C'est l'une des fonctions de la littérature, s'échapper par l'imaginaire. Depuis le début du confinement, Zulma, la maison d'édition normande, partage sur son site une nouvelle tous les deux jours. Les lecteurs peuvent même s'inscrire pour la recevoir directement sur leur boite mail.
Une nouvelle pour échapper aux nouvelles. L'idée a germé chez Zulma à la veille du confinement décrété le 17 mars dernier. "On ne pouvait pas se quitter comme ça. On ne savait pas combien de temps ça allait durer alors on a eu envie d'offrir quelque chose de beau et de gratuit aux amoureux de la littérature " explique Laure Leroy, fondatrice et directrice de cette maison d'édition installée à Veules-les-Roses, magnifique village de la côte d'Albâtre en Seine-Maritime.
Une nouvelle, plutôt qu'un extrait d'un roman publié. "Un extrait c'est comme un teasing, alors qu'une nouvelle, c'est une oeuvre à part entière, complète, ronde, qui a son identité à elle toute seule. Et puis on est tous en grande difficulté de concentration. Le format de la nouvelle est donc adapté à nos capacités intellectuelles réduites en ce moment."

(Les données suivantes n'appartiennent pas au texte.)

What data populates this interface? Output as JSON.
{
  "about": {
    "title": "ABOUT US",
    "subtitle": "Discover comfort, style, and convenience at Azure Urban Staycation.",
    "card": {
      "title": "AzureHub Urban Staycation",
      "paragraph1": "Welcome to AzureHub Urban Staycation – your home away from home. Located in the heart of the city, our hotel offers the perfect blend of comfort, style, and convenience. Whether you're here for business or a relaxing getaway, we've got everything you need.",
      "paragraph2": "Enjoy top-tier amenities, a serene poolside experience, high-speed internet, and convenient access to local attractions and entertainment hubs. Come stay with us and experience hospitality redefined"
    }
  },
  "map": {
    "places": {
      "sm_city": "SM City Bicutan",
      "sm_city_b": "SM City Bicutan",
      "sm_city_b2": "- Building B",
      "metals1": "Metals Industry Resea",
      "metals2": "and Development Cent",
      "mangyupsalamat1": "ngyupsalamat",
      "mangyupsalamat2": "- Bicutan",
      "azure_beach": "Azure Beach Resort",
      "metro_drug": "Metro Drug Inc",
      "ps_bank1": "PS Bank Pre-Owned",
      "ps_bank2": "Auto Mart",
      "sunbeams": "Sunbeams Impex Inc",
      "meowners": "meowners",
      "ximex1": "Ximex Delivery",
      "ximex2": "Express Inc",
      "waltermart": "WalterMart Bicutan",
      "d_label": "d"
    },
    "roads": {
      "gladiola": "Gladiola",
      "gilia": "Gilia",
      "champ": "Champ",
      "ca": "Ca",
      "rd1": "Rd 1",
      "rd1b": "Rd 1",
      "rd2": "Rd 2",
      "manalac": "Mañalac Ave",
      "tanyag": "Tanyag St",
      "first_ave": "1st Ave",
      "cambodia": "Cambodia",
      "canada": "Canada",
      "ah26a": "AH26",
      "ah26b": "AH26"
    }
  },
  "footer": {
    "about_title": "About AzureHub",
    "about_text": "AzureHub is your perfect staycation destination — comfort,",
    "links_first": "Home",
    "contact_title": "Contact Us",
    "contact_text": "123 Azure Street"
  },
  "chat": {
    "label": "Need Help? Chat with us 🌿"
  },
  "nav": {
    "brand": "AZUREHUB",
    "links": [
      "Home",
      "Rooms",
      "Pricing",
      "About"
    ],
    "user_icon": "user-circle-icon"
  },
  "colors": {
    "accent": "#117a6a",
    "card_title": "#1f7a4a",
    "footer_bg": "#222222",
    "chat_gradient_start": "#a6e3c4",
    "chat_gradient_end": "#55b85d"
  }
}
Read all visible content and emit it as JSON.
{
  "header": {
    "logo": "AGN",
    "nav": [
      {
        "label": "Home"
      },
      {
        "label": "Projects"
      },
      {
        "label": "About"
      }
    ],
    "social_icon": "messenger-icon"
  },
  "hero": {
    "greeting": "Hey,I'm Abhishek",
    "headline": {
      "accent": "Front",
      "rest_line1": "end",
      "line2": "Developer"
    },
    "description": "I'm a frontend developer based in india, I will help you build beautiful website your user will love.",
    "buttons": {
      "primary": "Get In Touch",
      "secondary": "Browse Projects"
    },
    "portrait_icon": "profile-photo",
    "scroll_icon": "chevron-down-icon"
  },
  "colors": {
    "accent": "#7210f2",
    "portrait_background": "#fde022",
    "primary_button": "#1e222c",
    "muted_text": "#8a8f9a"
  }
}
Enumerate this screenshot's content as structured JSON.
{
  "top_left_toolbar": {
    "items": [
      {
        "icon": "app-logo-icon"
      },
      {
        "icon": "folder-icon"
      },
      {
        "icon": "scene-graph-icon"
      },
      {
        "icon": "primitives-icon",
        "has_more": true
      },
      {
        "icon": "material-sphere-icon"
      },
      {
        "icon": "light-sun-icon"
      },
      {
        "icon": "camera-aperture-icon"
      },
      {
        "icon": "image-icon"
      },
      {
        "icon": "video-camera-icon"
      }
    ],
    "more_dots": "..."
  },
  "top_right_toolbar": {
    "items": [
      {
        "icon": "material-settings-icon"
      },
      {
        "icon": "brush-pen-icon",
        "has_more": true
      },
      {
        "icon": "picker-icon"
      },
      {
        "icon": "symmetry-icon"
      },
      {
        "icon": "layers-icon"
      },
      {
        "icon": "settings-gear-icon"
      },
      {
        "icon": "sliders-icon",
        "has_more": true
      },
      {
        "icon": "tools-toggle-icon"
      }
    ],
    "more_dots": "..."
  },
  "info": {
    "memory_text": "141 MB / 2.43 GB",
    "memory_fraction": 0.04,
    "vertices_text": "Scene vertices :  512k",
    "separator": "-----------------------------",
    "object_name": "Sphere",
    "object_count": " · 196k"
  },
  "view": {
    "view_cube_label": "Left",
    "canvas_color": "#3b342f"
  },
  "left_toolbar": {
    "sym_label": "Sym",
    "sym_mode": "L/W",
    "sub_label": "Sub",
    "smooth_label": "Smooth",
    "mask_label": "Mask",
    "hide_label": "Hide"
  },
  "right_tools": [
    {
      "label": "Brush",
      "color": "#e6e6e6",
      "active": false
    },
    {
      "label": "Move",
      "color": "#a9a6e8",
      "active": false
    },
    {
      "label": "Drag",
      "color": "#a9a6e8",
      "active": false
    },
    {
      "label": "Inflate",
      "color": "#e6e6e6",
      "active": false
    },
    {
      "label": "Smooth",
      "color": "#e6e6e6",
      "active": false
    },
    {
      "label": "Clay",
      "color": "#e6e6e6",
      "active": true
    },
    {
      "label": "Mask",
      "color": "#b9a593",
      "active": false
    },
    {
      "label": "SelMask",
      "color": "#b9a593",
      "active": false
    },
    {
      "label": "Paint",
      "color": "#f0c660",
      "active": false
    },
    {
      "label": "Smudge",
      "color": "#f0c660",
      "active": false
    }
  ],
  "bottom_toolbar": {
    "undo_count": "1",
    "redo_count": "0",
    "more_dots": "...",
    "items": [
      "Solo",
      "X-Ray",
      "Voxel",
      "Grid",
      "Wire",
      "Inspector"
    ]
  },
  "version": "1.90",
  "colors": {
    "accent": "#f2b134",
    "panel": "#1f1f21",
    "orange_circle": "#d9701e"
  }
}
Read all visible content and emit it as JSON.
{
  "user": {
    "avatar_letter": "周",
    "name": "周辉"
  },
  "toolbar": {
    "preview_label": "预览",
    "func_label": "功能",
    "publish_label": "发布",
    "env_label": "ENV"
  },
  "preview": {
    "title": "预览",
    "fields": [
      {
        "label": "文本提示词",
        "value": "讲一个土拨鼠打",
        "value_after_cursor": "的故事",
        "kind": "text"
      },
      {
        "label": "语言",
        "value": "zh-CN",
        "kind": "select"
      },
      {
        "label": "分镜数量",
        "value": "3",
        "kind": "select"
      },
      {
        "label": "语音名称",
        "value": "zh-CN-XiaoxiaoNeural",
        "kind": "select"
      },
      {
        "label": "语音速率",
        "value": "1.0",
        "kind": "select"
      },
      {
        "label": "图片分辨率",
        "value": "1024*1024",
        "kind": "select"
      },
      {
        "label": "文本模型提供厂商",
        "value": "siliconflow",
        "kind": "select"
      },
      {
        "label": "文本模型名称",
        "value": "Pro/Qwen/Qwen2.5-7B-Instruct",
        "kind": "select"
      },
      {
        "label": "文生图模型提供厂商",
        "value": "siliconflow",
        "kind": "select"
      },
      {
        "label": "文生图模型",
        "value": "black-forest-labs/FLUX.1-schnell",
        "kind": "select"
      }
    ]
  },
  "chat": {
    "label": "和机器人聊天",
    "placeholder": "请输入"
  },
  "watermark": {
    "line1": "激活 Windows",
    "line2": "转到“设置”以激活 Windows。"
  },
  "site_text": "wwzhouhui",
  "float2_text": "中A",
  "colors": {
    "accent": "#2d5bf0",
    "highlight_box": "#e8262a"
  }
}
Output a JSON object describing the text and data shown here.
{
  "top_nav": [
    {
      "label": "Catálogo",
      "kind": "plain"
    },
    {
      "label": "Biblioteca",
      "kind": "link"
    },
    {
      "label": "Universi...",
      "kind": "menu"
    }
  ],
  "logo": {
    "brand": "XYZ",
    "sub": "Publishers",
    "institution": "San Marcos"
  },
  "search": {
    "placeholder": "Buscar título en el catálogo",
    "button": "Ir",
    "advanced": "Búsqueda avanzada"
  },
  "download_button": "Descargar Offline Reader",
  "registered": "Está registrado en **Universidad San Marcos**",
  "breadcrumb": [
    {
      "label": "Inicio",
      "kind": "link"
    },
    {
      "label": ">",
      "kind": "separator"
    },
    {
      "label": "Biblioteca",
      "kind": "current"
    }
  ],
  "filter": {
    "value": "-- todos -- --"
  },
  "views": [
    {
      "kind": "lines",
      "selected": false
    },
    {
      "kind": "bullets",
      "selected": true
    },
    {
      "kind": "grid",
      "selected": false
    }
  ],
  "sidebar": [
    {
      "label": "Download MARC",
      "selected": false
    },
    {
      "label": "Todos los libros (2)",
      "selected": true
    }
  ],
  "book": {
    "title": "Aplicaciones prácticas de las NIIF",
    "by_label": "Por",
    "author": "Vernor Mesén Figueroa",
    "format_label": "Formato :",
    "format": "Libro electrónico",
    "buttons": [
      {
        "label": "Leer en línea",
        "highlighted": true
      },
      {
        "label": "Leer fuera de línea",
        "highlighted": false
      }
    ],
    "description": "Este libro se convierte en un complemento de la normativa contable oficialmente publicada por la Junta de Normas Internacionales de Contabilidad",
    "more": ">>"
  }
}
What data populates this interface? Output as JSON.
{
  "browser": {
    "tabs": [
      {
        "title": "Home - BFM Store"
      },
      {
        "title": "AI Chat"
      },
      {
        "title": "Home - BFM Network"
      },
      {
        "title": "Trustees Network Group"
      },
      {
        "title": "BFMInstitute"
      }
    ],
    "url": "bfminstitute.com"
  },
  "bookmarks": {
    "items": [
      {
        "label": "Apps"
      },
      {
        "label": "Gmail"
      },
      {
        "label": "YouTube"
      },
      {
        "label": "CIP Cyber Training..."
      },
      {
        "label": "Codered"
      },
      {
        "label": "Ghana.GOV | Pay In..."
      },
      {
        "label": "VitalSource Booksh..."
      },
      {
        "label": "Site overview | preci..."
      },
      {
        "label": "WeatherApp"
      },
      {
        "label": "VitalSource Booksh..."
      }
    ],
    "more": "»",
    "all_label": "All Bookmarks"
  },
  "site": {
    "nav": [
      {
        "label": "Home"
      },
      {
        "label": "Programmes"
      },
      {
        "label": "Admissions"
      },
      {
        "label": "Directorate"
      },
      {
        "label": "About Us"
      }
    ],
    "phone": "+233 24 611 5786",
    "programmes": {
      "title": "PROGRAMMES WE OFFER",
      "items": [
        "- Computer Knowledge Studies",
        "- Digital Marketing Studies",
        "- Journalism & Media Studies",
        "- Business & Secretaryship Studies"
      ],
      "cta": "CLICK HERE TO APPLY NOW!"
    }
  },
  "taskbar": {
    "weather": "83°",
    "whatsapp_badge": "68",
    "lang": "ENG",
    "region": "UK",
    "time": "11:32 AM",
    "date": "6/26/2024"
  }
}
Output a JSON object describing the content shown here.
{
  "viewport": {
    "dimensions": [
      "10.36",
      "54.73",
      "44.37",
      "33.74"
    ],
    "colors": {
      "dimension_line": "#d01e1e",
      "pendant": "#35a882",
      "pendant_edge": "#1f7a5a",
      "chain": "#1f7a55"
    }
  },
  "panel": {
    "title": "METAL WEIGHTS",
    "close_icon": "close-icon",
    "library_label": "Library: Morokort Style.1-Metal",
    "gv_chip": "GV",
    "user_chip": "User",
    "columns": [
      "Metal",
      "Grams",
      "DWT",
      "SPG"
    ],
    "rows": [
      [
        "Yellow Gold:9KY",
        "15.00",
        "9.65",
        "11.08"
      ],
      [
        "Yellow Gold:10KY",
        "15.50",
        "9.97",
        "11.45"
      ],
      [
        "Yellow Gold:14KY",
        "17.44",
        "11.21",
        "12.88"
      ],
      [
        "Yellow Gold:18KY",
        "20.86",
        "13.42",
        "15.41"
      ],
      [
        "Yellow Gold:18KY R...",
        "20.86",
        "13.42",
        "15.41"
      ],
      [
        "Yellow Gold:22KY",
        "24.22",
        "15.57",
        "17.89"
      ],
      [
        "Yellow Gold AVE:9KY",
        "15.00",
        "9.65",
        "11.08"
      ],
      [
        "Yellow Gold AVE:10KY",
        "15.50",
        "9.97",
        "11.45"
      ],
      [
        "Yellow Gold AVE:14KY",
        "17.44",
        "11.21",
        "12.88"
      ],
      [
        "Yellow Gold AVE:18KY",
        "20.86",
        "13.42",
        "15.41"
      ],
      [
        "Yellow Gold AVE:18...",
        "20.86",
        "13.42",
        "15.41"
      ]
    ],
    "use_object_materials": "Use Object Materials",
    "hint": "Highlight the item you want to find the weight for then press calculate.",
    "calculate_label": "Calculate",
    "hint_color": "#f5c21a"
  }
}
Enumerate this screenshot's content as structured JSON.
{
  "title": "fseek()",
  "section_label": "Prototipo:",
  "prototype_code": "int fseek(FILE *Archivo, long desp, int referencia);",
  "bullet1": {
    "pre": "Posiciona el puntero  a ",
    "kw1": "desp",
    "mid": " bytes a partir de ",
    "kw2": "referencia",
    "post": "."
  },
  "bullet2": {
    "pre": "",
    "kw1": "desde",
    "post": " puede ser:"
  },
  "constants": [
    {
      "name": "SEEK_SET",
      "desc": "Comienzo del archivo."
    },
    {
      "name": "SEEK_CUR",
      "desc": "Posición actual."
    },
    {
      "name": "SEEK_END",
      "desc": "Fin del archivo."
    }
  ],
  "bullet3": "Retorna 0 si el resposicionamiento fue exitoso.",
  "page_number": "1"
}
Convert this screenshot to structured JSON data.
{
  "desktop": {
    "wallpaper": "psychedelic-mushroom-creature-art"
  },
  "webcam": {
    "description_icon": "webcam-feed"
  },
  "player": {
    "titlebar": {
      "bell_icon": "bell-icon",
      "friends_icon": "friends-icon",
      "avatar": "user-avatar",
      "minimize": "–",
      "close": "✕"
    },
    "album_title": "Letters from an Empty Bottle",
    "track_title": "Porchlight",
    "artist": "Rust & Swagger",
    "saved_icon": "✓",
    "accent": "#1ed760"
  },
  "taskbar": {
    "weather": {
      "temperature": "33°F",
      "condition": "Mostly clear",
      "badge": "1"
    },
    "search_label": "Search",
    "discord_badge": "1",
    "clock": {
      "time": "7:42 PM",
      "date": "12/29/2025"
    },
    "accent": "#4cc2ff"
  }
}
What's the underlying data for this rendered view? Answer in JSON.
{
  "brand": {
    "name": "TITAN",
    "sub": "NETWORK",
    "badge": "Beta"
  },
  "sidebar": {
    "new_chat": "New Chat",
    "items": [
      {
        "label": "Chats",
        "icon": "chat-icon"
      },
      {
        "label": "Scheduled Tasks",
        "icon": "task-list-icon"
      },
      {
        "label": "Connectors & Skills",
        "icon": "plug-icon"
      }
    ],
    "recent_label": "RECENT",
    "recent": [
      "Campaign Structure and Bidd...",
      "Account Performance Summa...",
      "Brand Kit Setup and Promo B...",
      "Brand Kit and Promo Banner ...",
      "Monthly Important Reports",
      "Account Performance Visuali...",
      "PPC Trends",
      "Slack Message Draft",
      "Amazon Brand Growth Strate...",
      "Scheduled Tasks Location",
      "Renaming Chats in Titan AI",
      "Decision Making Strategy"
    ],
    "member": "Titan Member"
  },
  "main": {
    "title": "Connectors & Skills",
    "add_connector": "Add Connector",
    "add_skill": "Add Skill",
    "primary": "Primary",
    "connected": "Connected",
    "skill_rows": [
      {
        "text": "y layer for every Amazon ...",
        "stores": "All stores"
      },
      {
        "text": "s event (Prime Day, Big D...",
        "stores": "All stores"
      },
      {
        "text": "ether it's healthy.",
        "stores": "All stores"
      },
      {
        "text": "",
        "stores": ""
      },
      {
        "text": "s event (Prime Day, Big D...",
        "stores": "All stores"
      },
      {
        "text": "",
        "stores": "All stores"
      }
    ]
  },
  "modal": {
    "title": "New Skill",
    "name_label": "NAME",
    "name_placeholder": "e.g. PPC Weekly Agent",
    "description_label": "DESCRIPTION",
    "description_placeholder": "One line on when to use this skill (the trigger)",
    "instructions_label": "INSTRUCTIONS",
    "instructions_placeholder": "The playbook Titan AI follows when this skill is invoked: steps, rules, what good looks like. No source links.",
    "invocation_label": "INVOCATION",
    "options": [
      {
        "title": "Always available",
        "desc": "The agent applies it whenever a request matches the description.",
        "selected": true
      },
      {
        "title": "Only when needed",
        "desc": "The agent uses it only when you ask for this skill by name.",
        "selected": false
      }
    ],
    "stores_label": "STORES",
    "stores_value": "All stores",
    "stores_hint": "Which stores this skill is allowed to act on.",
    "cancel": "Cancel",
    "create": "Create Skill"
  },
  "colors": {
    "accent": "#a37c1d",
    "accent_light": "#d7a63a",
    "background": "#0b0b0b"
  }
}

Des auteurs du monde entier
Et les nouvelles, on aime ça chez Zulma. En trente ans, la maison d'édition a publié beaucoup de recueils de nouvelles, notamment d'écrivains étrangers. C'est même sa marque de fabrique, sa spécialité, aller dénicher des petites perles partout dans le monde et les présenter dans un écrin auquel le lecteur ne peut pas résister : les couvertures graphiques et colorées du dessinateur britannique David Pearson.On ne les a pas choisies, elles se sont imposées à nous. On n'a plus le droit de faire grand chose, on n'a plus le droit de voyager et le catalogue de Zulma se prête complètement à ce voyage autour du monde depuis chez soi.
Laure Leroy - directrice de Zulma -
Les auteurs ont évidemment donné leur accord. Et la première qui a été publiée est celle de Vaikom Muhammad Basheer, écrivain du sud de l'Inde intitulée Les Murs.
Ces nouvelles qui seront publiées jusqu'au 11 mai, date de sortie du confinement sont lues en moyenne par 1500 à 2000 personnes chaque fois, cela fait plus de 30 000 lecteurs au total.
"Il y a les lecteurs de Zulma, les habitués, mais aussi ceux qui nous découvrent grâce à ces nouvelles et on reçoit beaucoup de messages de remerciement, très touchants." se confie en souriant Laure Leroy.
Le déconfinement sera pire que le confinement. Un "machin que nos cerveaux" ont beaucoup de mal à intégrer.
Laure Leroy - directrice de Zulma -
"On a vraiment besoin de ces moments de bonheur partagés avec nos lecteurs. Pour l'instant, on ne peut plus publier les auteurs qu'on avait prévus d'éditer. On en est tous au même point, à essayer de comprendre ce qui nous arrive mais à mon avis, ce qui sera pire c'est le déconfinement. Un hyper-objet, un machin que nos cerveaux ont beaucoup de mal à intégrer. Il faut vraiment faire des efforts d'imagination, d'abstraction pour l'appréhender dans les semaines et les mois qui arrivent."
Laure Leroy, toute éditrice qu'elle est, explique qu'elle a du mal à lire en ce moment, mais un livre la hante en permanence et c'est son conseil de lecture "La pensée écologique", un essai du britannique Timothy Morton.
Des ateliers d'écriture et des mots croisés
Avec ce confinement, nos rythmes sont chamboulés. Alors pour maintenir un pseudo rythme semaine/ week-end, Zulma ne propose pas de nouvelle le dimanche, mais des ateliers d'écriture ou des mots croisés de l'inimitable cruciverbiste Michel Laclos.S'amuser avec les mots qui nous font voyager, voilà un bon programme pour tenir jusqu'au 11 mai, date à laquelle Zulma reprendra son activité habituelle. "Cela se fera par étapes, explique Laure Leroy, mais j'ai tellement hâte que Zulma redevienne cette maison avant d'être une maison d'édition, tellement hâte de retrouver mes auteurs, de discuter avec eux autour d'un café de cette drôle de vie que nous menons et qui laissera des traces".